L’Agence ne dit pas autre chose dans son rapport de septembre 2012 où elle dénonce le manque de transparence, la dispersion des informations et le cloisonnement qui existe entre les ON (notamment étrangères) et elle-même.
Une fois sur le marché, Bernard Cazeau insiste sur la nécessité de suivre les DM. « C’est à l’usage que se révèlent les problèmes. Il faut pour cela rendre obligatoire les registres, comme l’ont fait les Australiens et s’assurer que l’information circule, notamment avec mise en place d’une banque de données européenne ».
Sécurité et innovation.
Faut-il un grand chamboule tout pour réviser le marquage CE ? Certains le pensent comme Dominique Orliac (voir ci-contre) qui réclame le retour au principe de subsidiarité et la mise en place d’une procédure de type AMM. Bernard Cazeau n’y croit pas : « à l’heure où tout circule, il faut une coordination et une information européennes, même si les autorités compétentes nationales contrôlent en sus ».

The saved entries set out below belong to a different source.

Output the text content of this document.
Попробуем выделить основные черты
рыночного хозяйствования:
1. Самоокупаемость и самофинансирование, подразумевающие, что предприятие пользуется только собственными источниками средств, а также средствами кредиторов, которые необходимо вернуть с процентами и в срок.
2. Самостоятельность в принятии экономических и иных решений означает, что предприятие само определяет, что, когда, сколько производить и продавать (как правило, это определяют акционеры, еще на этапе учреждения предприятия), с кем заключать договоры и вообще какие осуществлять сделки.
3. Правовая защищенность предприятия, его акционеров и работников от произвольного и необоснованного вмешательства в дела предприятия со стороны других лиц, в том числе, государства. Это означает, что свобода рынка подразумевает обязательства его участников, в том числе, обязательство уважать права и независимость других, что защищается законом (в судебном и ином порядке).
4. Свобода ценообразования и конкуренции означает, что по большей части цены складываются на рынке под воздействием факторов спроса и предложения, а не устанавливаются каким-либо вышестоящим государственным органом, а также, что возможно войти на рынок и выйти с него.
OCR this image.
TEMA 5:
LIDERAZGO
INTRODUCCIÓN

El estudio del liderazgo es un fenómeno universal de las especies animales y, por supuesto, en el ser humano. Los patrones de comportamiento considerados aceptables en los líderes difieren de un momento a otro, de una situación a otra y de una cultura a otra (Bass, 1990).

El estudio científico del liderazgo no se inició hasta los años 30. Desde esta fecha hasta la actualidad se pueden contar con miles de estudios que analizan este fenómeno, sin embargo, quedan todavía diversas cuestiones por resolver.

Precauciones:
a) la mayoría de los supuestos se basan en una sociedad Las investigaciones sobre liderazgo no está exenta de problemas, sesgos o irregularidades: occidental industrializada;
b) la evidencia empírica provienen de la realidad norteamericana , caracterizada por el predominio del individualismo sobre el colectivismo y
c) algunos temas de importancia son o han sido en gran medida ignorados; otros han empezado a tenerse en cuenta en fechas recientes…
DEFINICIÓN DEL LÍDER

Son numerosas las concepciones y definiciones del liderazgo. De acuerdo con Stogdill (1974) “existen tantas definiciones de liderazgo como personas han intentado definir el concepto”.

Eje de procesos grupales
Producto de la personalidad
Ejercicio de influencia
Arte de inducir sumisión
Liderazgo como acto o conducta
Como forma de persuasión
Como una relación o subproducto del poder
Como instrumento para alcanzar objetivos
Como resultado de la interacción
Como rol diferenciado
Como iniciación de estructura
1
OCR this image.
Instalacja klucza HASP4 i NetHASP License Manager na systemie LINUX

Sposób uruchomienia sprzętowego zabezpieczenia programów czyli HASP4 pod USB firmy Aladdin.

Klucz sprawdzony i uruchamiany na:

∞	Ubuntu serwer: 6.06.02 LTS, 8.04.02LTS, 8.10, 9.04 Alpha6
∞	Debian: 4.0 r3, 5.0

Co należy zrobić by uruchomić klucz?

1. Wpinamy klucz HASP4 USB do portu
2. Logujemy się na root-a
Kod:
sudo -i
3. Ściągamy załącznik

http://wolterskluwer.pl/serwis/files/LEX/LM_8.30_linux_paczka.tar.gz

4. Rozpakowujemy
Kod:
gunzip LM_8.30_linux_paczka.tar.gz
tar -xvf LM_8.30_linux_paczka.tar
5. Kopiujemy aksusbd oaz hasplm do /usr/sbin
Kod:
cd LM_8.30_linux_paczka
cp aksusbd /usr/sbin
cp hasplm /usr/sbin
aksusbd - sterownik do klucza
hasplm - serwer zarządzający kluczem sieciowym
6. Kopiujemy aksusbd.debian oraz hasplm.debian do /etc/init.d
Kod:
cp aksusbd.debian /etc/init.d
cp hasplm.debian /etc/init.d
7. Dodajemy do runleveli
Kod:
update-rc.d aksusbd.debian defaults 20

Claude Rambaud, présidente du Collectif interassociatif sur la santé (CISS), s’en remet également à l’Europe, tout en demandant un renforcement des contrôles notamment de la Direction Générale de la Concurrence, de la Consommation et de la Répression des Fraudes, et une vigilance accrue des services d’achat. « Eu égard au nombre de DM sur le marché, il y a moins d’alertes que pour le médicament. Ils changent la vie des patients », tempère-t-elle.

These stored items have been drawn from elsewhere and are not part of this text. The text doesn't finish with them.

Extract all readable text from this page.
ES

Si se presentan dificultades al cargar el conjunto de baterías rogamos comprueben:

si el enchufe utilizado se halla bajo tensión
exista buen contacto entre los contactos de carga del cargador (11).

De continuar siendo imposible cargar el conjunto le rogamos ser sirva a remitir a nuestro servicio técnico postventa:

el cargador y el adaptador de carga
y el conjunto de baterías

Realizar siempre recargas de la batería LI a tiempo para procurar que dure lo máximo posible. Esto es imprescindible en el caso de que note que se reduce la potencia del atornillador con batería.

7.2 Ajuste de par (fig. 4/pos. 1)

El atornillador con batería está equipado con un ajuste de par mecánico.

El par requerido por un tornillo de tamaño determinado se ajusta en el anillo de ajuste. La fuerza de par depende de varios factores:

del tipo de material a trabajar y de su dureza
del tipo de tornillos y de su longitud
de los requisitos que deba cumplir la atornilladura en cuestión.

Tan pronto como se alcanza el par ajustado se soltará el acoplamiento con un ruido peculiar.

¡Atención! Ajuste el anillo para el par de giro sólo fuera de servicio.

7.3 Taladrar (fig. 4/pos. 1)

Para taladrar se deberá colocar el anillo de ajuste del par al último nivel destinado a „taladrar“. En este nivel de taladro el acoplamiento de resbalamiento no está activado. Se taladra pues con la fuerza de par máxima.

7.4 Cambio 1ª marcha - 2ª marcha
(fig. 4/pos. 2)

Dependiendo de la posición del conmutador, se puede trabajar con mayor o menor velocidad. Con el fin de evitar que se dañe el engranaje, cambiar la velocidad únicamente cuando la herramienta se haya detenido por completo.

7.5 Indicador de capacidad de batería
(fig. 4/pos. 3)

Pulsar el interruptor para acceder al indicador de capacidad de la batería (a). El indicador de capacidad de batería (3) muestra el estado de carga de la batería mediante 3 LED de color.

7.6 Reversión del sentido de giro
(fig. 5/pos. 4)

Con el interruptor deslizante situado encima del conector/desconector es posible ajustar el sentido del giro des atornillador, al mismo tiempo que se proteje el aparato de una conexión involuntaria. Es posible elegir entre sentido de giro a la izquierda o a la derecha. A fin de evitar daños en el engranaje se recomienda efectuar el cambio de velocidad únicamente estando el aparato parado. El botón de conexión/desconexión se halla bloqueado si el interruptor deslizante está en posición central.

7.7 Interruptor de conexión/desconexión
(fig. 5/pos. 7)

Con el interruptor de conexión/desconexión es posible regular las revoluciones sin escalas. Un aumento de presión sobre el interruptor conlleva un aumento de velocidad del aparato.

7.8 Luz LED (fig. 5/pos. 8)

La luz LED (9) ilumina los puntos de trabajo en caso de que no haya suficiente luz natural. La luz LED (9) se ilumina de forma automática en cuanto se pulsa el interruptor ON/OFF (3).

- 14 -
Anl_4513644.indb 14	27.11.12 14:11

Les médecins, eux, se soucient de l’innovation. Le Dr Laurent Sedel, ancien président de la SOFCOT ne nie pas certaines carences du marquage CE au niveau des essais cliniques et du suivi des DM. Partisan des registres, il nuance parallèlement la nécessité d’évaluer la moindre modification des DM. « Il faudrait installer un comité avec des médecins et des ingénieurs pour apprécier l’importance des changements et savoir s’ils exigent de relancer un processus de certification », explique-t-il. « Si on veut innover en chirurgie, nous avons besoin des sociétés françaises », poursuit-il.

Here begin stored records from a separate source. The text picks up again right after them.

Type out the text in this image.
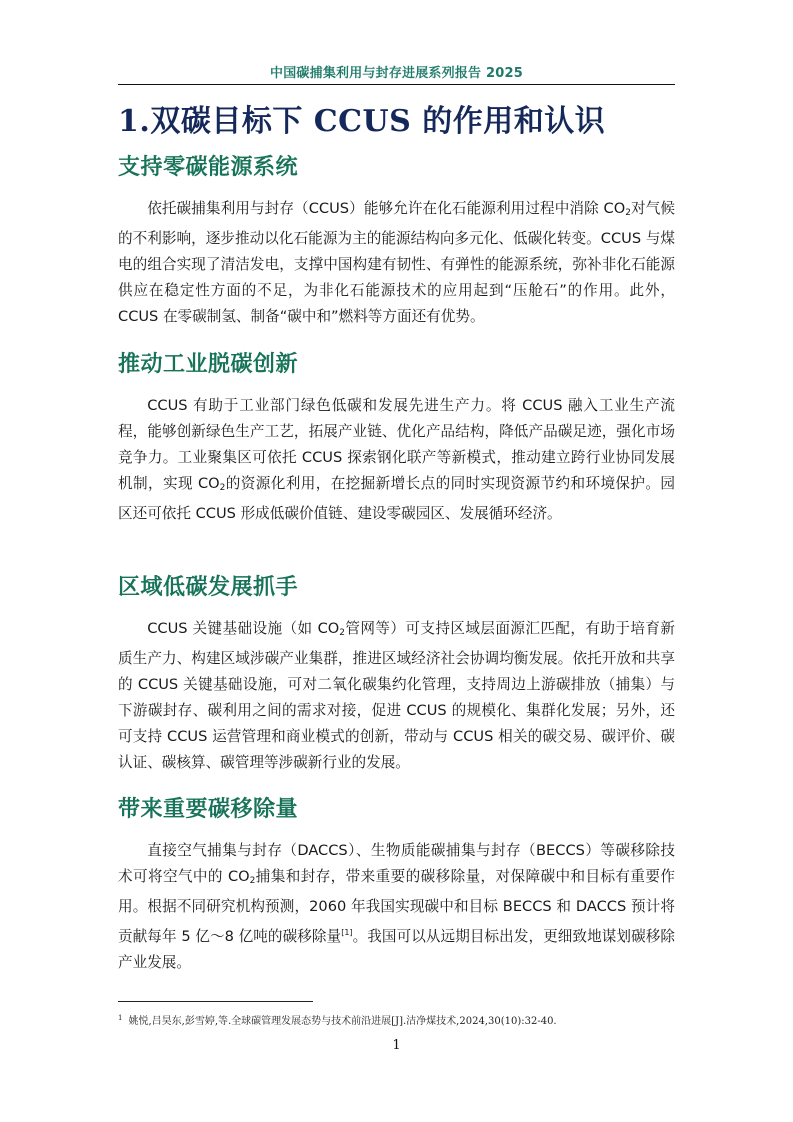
中国碳捕集利用与封存进展系列报告 2025
1.双碳目标下 CCUS 的作用和认识
支持零碳能源系统

依托碳捕集利用与封存（CCUS）能够允许在化石能源利用过程中消除 $CO_2$对气候的不利影响，逐步推动以化石能源为主的能源结构向多元化、低碳化转变。CCUS 与煤电的组合实现了清洁发电，支撑中国构建有韧性、有弹性的能源系统，弥补非化石能源供应在稳定性方面的不足，为非化石能源技术的应用起到“压舱石”的作用。此外，CCUS 在零碳制氢、制备“碳中和”燃料等方面还有优势。

推动工业脱碳创新

CCUS 有助于工业部门绿色低碳和发展先进生产力。将 CCUS 融入工业生产流程，能够创新绿色生产工艺，拓展产业链、优化产品结构，降低产品碳足迹，强化市场竞争力。工业聚集区可依托 CCUS 探索钢化联产等新模式，推动建立跨行业协同发展机制，实现 $CO_2$的资源化利用，在挖掘新增长点的同时实现资源节约和环境保护。园区还可依托 CCUS 形成低碳价值链、建设零碳园区、发展循环经济。

区域低碳发展抓手

CCUS 关键基础设施（如 $CO_2$管网等）可支持区域层面源汇匹配，有助于培育新质生产力、构建区域涉碳产业集群，推进区域经济社会协调均衡发展。依托开放和共享的 CCUS 关键基础设施，可对二氧化碳集约化管理，支持周边上游碳排放（捕集）与下游碳封存、碳利用之间的需求对接，促进 CCUS 的规模化、集群化发展；另外，还可支持 CCUS 运营管理和商业模式的创新，带动与 CCUS 相关的碳交易、碳评价、碳认证、碳核算、碳管理等涉碳新行业的发展。

带来重要碳移除量

直接空气捕集与封存（DACCS）、生物质能碳捕集与封存（BECCS）等碳移除技术可将空气中的 $CO_2$捕集和封存，带来重要的碳移除量，对保障碳中和目标有重要作用。根据不同研究机构预测，2060 年我国实现碳中和目标 BECCS 和 DACCS 预计将贡献每年 5 亿～8 亿吨的碳移除量[1]。我国可以从远期目标出发，更细致地谋划碳移除产业发展。

$^1$ 姚悦,吕昊东,彭雪婷,等.全球碳管理发展态势与技术前沿进展[J].洁净煤技术,2024,30(10):32-40.
1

« En orthopédie, la France est la plus innovante. Nous pouvons respecter l’éthique avec les procédures qui existent mais il ne faut pas que ce soit le parcours du combattant », corrobore le Dr Jacques Caton, ancien Président d’Orthorisq.
Vers de nouvelles directives.
Pressée par l’affaire de prothèses PIP, la commission européenne a émis en septembre 2012 deux propositions de règlements destinées à remplacer et simplifier les directives européennes existantes. Les derniers amendements viennent d’être déposés en vue d’une discussion en commission avant l’été. Les enjeux sont le renforcement du contrôle des ON avec la désignation de laboratoires de référence pour évaluer les DM les plus à risque, l’élargissement de leur mandat avec la possibilité d’effectuer des visites inopinées sur site, la création d’un groupe de coordination pour contrôler les DM de type III, le renforcement de la traçabilité et la mise en place de registres.
Mais les députés européens sont, eux aussi, tiraillés entre deux camps : ceux qui souhaitent un système calqué sur le médicament (AMM), et ceux qui prônent un marquage CE renforcé.